Natural and Organic Trends
Personal care ingredients are not the only facet of the personal care industry affected by the natural and organic trend. As more and more personal care companies look to formulate natural products, more fragrance formulators are being asked to come up with nonsynthetic fragrances, a challenge in the fragrance industry.
“Natural fragrances are easier to create than organic fragrances. [Natural fragrances] are a little bit more expensive, but we can make a good-smelling natural fragrance at a cost,” said Smith. Natural fragrances, for Smith, either occur in nature or are synthetic but nature identical. Organic fragrances, however, are a completely different challenge.

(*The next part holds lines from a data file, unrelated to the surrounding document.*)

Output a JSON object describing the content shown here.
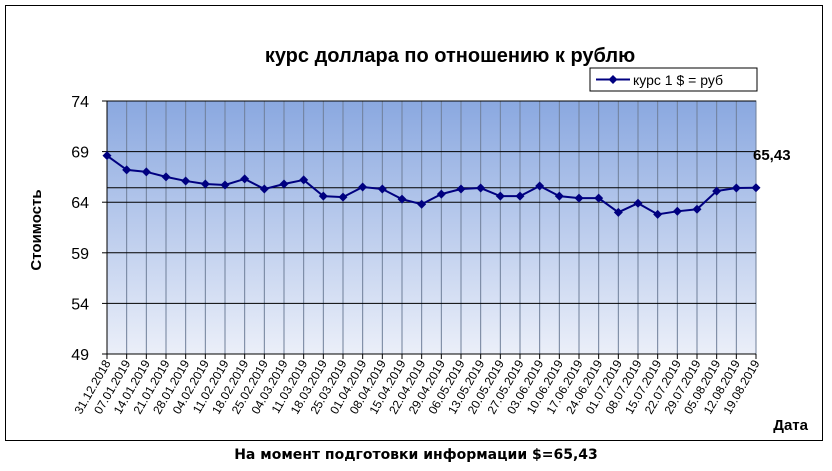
{
  "chart_data": {
    "type": "line",
    "title": "курс доллара по отношению к рублю",
    "xlabel": "Дата",
    "ylabel": "Стоимость",
    "ylim": [
      49,
      74
    ],
    "yticks": [
      "74",
      "69",
      "64",
      "59",
      "54",
      "49"
    ],
    "grid": true,
    "legend_position": "top-right",
    "colors": {
      "series": "#000080",
      "plot_top": "#8aa8e0",
      "plot_bottom": "#ebeff9",
      "reference_line": "#000000"
    },
    "categories": [
      "31.12.2018",
      "07.01.2019",
      "14.01.2019",
      "21.01.2019",
      "28.01.2019",
      "04.02.2019",
      "11.02.2019",
      "18.02.2019",
      "25.02.2019",
      "04.03.2019",
      "11.03.2019",
      "18.03.2019",
      "25.03.2019",
      "01.04.2019",
      "08.04.2019",
      "15.04.2019",
      "22.04.2019",
      "29.04.2019",
      "06.05.2019",
      "13.05.2019",
      "20.05.2019",
      "27.05.2019",
      "03.06.2019",
      "10.06.2019",
      "17.06.2019",
      "24.06.2019",
      "01.07.2019",
      "08.07.2019",
      "15.07.2019",
      "22.07.2019",
      "29.07.2019",
      "05.08.2019",
      "12.08.2019",
      "19.08.2019"
    ],
    "series": [
      {
        "name": "курс 1 $ = руб",
        "values": [
          68.6,
          67.2,
          67.0,
          66.5,
          66.1,
          65.8,
          65.7,
          66.3,
          65.3,
          65.8,
          66.2,
          64.6,
          64.5,
          65.5,
          65.3,
          64.3,
          63.8,
          64.8,
          65.3,
          65.4,
          64.6,
          64.6,
          65.6,
          64.6,
          64.4,
          64.4,
          63.0,
          63.9,
          62.8,
          63.1,
          63.3,
          65.1,
          65.4,
          65.43
        ]
      }
    ],
    "reference_value": 65.43,
    "reference_label": "65,43"
  },
  "caption": "На момент подготовки информации $=65,43"
}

“It is getting slightly easier to create organic fragrances, but it is still difficult,” said Smith, who notes that there are few materials that can be incorporated into organic fragrances. Materials that can be formulated into organic fragrances include ingredients such as menthol, thyme and rosemary. Smith characterizes these fragrances as “medicinal,” which is a challenge for the fragrance industry. In addition to the limited supply of oils that a perfumer can use in an organic fragrance, formulating with organic ingredients may interfere with the fragrance’s ability to last. The organic fragrance industry is gradually improving, according to Smith, as new organic oils are being created at a slow rate.
Two Similar Industries
Although the raw materials and the fragrance industry experience similar trends, there are still many issues that affect each separately. One such example is research into consumers’ individualized affinity to certain fragrances. According to Smith, many researchers debate whether fragrance preference is inherent or acquired.